Have you ever tried to increase your company’s revenue? Whether it’s a startup or small business, revenue is an extremely important metric. Without revenue, companies would cease to exist. To accomplish this, small businesses and large corporations have devised a plan called revenue recognition. Through this article, we’re going to take a look at the 5 steps of revenue recognition.
Revenue recognition, often known as “rev rec,” is the process of determining when and how revenue should be recognized within a company’s accounting cycle. While the variety of details and complexities are too many to cover in a single blog article, it’s still crucial to grasp the fundamentals of revenue recognition, especially if your business sells services through term subscriptions or licensing agreements.
What Is the Importance of Revenue Recognition?
The FASB (Financial Accounting Standards Board) is the group established by the Securities and Exchange Commission to create accounting standards for corporations in the United States. These standards are outlined in the Accounting Standards Codification (ASC) and are updated regularly. ASC-606, which establishes new revenue recognition criteria for all organizations that provide products or services, is one such modification that happened in 2020. ASC-606 is designed to increase industry standardization for a more transparent and comparable revenue recognition system.
Because of the nature of the industry: sales negotiated agreements, term subscriptions, professional services, and so on, revenue recognition was always a difficult problem for SaaS businesses. ASC-606, on the other hand, adds additional, more rigorous standards that must be followed to stay compliant. Revenue recognition compliance is not only needed by auditors, but it can also be critical to your company’s worth in the case of a strategic investment or acquisition.
What Are the 5 Steps of Revenue Recognition?
Step 1: Determine the customer’s contract
This is usually one of the simplest stages of revenue recognition. Several conditions must be met by the contract, including:
- Has the consent of both parties
- Describes each party’s rights and duties.
- Determines the payment terms
- Indicates the presence of commercial value (the transaction will cause a significant change to future cash flow)
- It implies that the seller will be compensated for the goods or services provided.
Step 2: Determine your contractual performance responsibilities
ASC-606 requires you to establish your “distinct performance obligations,” which might appear to be straightforward. A deliverable—a good or service—is a performance obligation. But what distinguishes a performance obligation?
If a performance obligation is helpful to the customer on its own, it might be classified as distinct. Consider a piece of equipment as an illustration of a performance obligation. Your performance obligation ends when the customer takes control of the equipment. You might even sell a piece of equipment with a limited warranty in case it has to be repaired in the future. The customer can utilize the equipment without using the warranty service in this situation, indicating that the item and the warranty are separate entities.
On the other hand, SaaS transactions sometimes involve performance obligations that appear different but are not. Training, customization, or specialized installation are a few examples. Assume you are modernizing a hospital’s computer network with bespoke software integrations that link to current systems, and the hospital’s personnel will require training from your organization to operate the software. Even though the design, installation, and training appear to be distinct deliverables, the hospital’s ability to use the new network is dependent on all three deliverables working in tandem.
Step 3: Calculate the total price of the transaction
This is another straightforward stage in the revenue recognition process. The whole price of the items or services you’re offering should be included in your contract. Discounts, rebates, and incentives are all factors that may influence the price. You may also need to account for sales-negotiated agreements in more sophisticated situations.

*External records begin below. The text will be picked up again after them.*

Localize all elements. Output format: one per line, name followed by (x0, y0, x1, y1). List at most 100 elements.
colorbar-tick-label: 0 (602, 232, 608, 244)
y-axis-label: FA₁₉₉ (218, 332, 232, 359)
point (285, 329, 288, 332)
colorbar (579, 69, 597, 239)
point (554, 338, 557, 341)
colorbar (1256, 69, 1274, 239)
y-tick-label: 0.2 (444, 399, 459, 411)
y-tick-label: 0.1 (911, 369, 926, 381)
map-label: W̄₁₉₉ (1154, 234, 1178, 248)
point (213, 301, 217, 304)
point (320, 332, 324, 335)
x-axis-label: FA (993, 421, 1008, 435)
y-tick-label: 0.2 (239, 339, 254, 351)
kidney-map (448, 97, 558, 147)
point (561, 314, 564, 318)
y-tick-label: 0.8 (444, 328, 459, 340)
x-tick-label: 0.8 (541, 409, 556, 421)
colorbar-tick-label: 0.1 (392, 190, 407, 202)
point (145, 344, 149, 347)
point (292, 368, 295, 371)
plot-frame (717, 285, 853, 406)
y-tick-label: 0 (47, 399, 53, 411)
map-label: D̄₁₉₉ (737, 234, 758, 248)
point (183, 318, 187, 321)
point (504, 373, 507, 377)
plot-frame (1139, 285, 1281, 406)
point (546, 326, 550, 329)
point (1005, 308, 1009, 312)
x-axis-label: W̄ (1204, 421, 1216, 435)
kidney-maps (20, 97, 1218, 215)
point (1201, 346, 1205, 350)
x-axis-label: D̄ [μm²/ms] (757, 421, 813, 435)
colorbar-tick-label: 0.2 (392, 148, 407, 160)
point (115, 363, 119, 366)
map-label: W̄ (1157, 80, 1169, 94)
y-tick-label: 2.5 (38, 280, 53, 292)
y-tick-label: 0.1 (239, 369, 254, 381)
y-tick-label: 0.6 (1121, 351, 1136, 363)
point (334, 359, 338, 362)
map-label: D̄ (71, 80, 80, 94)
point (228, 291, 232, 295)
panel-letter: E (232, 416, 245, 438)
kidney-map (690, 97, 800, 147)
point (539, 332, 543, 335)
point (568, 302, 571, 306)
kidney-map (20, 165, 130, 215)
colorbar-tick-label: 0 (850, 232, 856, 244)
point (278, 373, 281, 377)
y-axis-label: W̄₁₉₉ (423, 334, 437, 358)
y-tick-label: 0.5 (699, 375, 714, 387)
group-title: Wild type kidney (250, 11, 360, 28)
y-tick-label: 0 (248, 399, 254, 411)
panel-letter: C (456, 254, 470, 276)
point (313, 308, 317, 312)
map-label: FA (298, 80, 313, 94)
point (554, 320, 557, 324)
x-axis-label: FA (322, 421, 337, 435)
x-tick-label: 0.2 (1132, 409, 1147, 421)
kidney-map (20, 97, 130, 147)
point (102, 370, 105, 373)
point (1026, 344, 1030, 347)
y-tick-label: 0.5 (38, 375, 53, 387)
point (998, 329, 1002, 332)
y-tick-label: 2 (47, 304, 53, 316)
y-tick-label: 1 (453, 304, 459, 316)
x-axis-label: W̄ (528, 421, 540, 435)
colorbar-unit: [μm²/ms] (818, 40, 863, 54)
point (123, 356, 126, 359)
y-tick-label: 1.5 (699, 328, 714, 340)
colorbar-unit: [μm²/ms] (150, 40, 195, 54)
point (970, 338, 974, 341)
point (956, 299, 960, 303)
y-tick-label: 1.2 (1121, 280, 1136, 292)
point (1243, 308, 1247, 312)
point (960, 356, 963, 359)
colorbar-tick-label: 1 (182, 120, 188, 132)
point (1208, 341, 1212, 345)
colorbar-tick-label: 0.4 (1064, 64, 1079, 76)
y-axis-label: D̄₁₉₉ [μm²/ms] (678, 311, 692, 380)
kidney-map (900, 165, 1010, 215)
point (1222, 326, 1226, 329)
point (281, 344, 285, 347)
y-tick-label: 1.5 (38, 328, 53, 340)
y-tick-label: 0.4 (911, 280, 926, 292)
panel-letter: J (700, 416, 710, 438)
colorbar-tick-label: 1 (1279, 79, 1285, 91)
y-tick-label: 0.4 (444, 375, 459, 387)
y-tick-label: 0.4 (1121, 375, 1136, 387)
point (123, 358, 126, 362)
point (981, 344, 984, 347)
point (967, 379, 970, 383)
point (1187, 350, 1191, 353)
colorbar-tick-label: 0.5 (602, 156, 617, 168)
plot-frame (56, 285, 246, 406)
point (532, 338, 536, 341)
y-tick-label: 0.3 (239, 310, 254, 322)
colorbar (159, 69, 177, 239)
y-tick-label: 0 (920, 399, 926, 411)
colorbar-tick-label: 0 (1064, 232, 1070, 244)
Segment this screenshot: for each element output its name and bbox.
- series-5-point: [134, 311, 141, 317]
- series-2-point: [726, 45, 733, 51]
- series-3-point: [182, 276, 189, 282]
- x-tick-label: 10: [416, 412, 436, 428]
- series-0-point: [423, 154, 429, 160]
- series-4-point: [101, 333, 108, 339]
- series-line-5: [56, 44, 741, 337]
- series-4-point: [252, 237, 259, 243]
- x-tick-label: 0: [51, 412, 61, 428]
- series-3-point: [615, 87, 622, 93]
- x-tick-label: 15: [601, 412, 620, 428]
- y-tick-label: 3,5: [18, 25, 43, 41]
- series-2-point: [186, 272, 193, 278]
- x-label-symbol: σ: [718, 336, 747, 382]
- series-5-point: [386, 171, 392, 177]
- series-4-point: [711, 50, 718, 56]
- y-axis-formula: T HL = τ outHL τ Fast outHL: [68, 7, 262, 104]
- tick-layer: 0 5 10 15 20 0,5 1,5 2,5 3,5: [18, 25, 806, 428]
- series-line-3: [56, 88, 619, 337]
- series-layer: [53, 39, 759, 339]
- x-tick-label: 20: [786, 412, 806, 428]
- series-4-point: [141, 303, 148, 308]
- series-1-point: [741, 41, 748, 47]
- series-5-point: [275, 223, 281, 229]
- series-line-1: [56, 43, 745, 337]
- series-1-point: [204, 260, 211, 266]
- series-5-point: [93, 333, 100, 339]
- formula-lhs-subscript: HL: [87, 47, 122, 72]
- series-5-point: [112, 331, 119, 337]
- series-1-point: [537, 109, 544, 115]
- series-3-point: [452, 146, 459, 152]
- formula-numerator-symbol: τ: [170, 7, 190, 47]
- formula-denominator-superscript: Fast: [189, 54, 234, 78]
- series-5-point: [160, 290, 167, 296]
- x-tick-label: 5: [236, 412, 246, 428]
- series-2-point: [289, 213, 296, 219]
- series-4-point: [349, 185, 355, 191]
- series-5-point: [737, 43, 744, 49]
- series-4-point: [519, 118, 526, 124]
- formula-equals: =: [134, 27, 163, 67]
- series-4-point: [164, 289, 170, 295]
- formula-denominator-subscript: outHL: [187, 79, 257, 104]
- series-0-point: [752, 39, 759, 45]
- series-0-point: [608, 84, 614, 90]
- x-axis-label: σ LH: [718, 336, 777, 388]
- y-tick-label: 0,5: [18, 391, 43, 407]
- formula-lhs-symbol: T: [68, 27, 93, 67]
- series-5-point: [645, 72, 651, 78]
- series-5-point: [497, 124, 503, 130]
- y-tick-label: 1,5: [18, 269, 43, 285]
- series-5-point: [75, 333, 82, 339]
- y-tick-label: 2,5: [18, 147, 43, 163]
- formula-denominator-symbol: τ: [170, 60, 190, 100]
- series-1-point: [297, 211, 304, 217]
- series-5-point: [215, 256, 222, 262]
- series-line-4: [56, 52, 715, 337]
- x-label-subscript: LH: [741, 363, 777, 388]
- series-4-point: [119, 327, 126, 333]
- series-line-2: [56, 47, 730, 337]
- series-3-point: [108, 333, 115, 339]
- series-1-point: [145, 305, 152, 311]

Step 4: Assign a price to each of the performance obligations
If there are many performance obligations, you must establish how much of the total amount is given to each one. How much would a performance obligation cost if marketed as a standalone service? That is your Standalone Selling Price (SSP).
It might be difficult to allocate an SSP to each obligation. If determining a standalone price is difficult, it may be good to compare the relative individual prices of each obligation and allocate a proportion to each one. Consider it like slicing a pie. Once you’ve determined the other slices, you’ll be able to estimate the proportionate value of a difficult-to-quantify performance obligation.
Step 5: Recognize revenue after the performance obligation has been completed/delivered
The last stage in the revenue recognition process happens when the products or services are delivered and control is transferred to the customer. Once the customer can profit from the good or service, they are considered to have control. When a performance requirement has been met, revenue can be recognized.
The most obvious example of this is retail transactions. You sell an item to a customer, they take it out of the store, and you record the revenue. It’s not quite so simple for SaaS companies. You and the customer may have a year-long technical support contract; your performance duty of providing technical assistance is gradually shifted to the customer. In such a situation, revenue would be recognized throughout the year (say, monthly) when the performance obligation was met.
To sum up the goal of revenue recognition, it is to provide a fair view of revenue and expenses which is crucial in making meaningful financial decisions and useful for external reporting. The five steps mentioned above are short but it is intriguing how much assumptions are involved in this process. These five steps may seem simple on the surface but can create a lot of difficulties in real life.